Tony's winner, Rob Ashford, will debut as a feature filmmaker with the musical, according to the Hollywood Reporter.

Filming should begin in the fall for Paramount with Lloyd Webber as producer. No other casting has been announced.

Ashford was nominated for eight Tony Awards, winner of the best choreography in 2002 for Completely modern Millie. Other choreography credits at Ashford include The wedding singer, Curtains, Cry-Baby, Evita, and the last Disney release on Broadway, frozen. He directed and choreographed Broadway covers of Promises, promises and How to succeed in business without really trying. Ashford won an Emmy for his work at the 81st Academy Awards and also directed and choreographed live TV productions of The sound of music and Peter Pan Live!

Close played in Broadway's Lloyd Webber's original production in 1994 Sunset Boulevard, winning a Tony for his work as faded screen mute star Norma Desmond, and the acclaimed revival of 2017. The proposed project was first announced in January 2016, before Close returned to the Hollywood star at the London Coliseum before a Broadway bow at the Palace Theater.

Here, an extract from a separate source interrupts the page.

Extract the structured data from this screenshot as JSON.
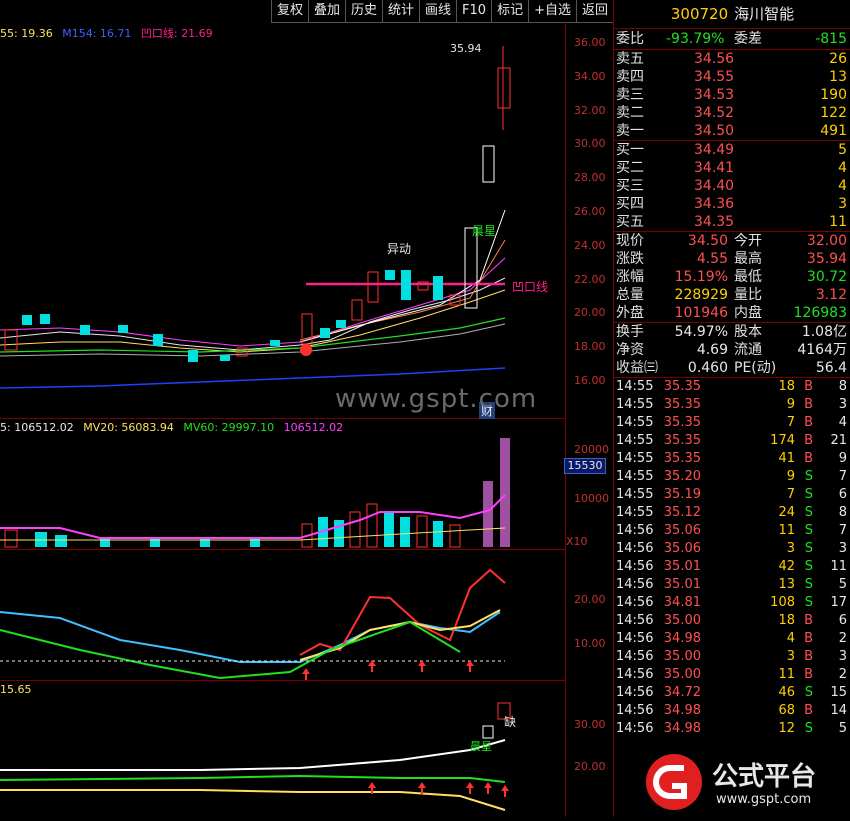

At the time, Christopher Hampton, co-author and author of books, hoped that the shoot would begin while Close was still in London.

Read: Will GLENN Be Summer SLESET BOULEVARD MOVIE?

It had been more than 20 years since Close had opened Broadway's original production, but the Oscar nominated for the seventh time took advantage of years away from Norma Desmond to find a new window on the character.

Read: TWENTY YEARS LATER, GLENN CLOSE FINDS A NEW NORMA

"I'm not saying that I'm getting better, but I say I have more experience," Close said to Playbill while discussing his return to the role played for the first time in the 1950 Wilder film "With more knowledge about myself and about the experiences I've had and the sorrows I've had and enduring like myself, theoretically, an actor should only improve because our bodies, our minds and our hearts are the material with which we build characters. "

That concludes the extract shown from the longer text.